Group Captain James Brian Tait, (Pilot) DSO & 3 bars, DFC and bar. Officer Commanding No 617 Squadron, RAF, July 1944. (This biography was kindly written by Sqn. Ldr. Tony Iveson). “A graduate of the RAF College, Cranwell before the second World War, James Tait flew Handley Page Heyfords and/or Fairey Hendons in the early days of Bomber Command. The Command was formed in 1936.
He first operated on Armstrong Whitleys and later commanded 78 Squadron at a base in Yorkshire, which was equipped with Handley Page Halifaxes, then powered by Rolls Royce Merlins.
He had a most distinguished career in the main force of Bomber Command, mostly, I believe, in 4 Group in Yorkshire from 1940-1944, where he won a DSO and two bars and the DFC. Obviously he served with more than one Squadron and must have had rest periods but I have no information on this.
He succeeded Leonard Cheshire as C O of 617 Squadron and planned and led every operation but one (23 in all) in the five months he spent at Woodhall Spa, including the three against the German battleship “Tirpitz” which was sunk in Tromso Fjord on 12th November 1944.
I believe his five-ton “Tallboy” bombs hit “Tirpitz” twice – in Alten Fjord and at Tromso in the final attack.

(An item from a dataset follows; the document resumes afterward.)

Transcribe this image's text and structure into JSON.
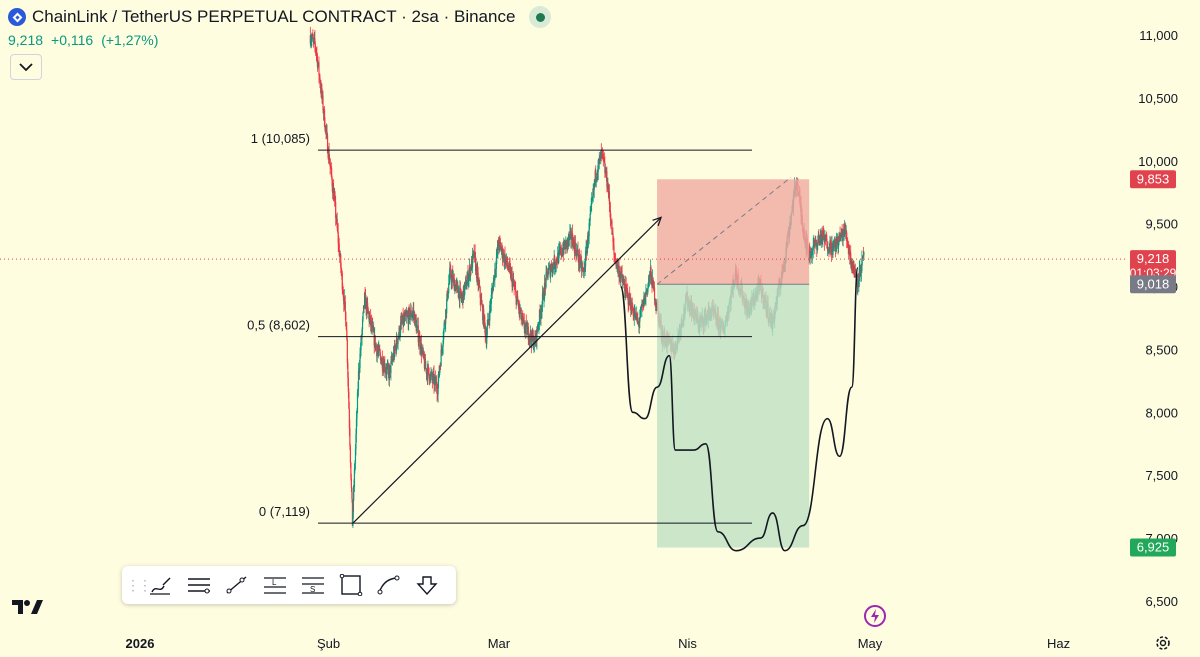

He was awarded a bar to his DFC for leading the low level attack, in daylight, on the Kembs Barrage, on the Rhine north of Basle, in October 1944, and the third bar to his DSO for the success against the “Tirpitz”. In total James Tait must have flown around 100 operations. He retired from the RAF as a Group Captain some 30 years ago
Dame Vera Lynn – I’m afraid we do not have a biography on this distinguished lady.